Buy a 72 hour Andante card for unlimited journeys on bus, metro and train.  The Metro is good but limited - it doesn't go very far west.  The buses are great, though the timetables posted seem to be purely advisory.  The No 500 starts at the lower end of Praça da Liberdade and follows the Douro river to where it meets the ocean and on north up the coast to the fishing port of Matosinhos.  There are plenty of bus stops en-route.  You can walk, jog or bike the whole route too.  It's a good stretch.   Soon the Atlantic coast becomes less rocky, the beaches wider, and the waves provide a surfers' paradise.

Carapaux (Horse Mackerel)
at Mercado Bolhao Market, Porto, Portugal

Stop off at Confeitaria Doce Mar Av. do Brasil 519.  A neighbourhood cafe with just out of the oven 'croissants' (more doughy than you might be expecting, but good all the same), freshly squeezed orange juice and decent coffee for breakfast.  Carry on up to Matosinhos for the freshest, simply-cooked fish at Salta o Muro (translates as 'Jump the Wall'), a family-owned restaurant at Rua Heróis de França 386.  What were described as Sardinhas turned out to be fried Carapaux/Jaquinzinhos (Horse Mackerel), but were very good.  A large Piexe Galo (John Dory) was beautifully cooked but, pitifully, its fillets were badly lifted from the bone at the table before we noticed what was happening- best to do it yourself as the locals were doing.  Garlicky roasted potatoes and boiled vegetables came unbidden.  With a bottle of house Vinho Verde the bill came to under Euros 45 for two.  No photos that do the fish justice here as the room is typically windowless and badly lit but it's a good place for simply-cooked fish.  Don't worry if you can't get into Salta o Muro, as this is the area for fish restaurants and there are plenty of places on and around Rua Heróis de França.  You'll find a number of them firing up barbecues in the street.


Gaia
Porto

Back in the centre of Porto, we ambled through the Ribeira riverside district and crossed the river to the Port Lodges of Gaia because we felt we should take a look.  The Ribeira is a tourist area with everything that entails.  The Port Lodges of Gaia were no attraction for us (not being port fans) but there are some good views and photo opportunities if you cross the river.  The Douro wines we drank in Porto, by the way, were excellent and reasonably priced.

Poor Box
in the Dispatch House
Musei da Ordem de Sao Francisco, Porto

Thanks to a pretty dramatic, and unseasonal, storm on our last day in Porto we missed out on a visit to Sé Cathedral, so I can't tell you anything about its merits.  Igreja Sao Francisco, though, I can recommend.  As ever, go early before the tour buses arrive.  What you read may lead you to don sunglasses before entering.  Certainly the 17/18th century oak panels applied to the Gothic interior are covered in gold leaf but the effect is much more muted than you might expect.

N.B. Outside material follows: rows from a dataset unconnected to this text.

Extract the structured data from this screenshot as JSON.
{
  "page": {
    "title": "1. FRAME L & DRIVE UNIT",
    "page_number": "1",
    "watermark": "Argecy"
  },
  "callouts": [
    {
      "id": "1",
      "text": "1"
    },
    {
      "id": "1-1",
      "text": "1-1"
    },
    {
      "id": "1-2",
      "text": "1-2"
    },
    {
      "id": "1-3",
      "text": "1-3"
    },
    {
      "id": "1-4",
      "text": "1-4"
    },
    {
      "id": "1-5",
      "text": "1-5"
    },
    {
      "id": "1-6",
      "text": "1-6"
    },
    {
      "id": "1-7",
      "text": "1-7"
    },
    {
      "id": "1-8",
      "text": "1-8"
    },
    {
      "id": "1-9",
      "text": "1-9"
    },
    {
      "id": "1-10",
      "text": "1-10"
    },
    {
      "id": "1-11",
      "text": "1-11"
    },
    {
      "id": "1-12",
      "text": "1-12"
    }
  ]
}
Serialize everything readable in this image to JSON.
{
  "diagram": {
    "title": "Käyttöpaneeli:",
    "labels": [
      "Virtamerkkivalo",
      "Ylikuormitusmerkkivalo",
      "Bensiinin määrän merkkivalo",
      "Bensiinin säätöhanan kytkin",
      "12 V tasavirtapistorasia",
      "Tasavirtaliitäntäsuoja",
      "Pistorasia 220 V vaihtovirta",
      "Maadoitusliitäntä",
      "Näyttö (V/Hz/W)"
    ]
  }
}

That said, it's quite a sight.  The Dispatch House alongside is worth a look too for the unusual catacombs and religious artefacts.  Photographs are allowed here but not in the Igreja.
  
Vendo in
Porto (Masserelos District)

We were glad we went to Porto.  Portugal has been through a tough time but there are signs of optimism here.  The varied architecture is fascinating - old and new - and I'm glad to see Porto taking part in Open House Porto which runs 18-19 June this year.  Undeniably photogenic as those decaying properties are, it would be good to see more of them sympathetically restored.  We left feeling there was plenty more to see, and it's always good to leave something undone.  Porto has a lot of genuine charm, as do the Tripeiros.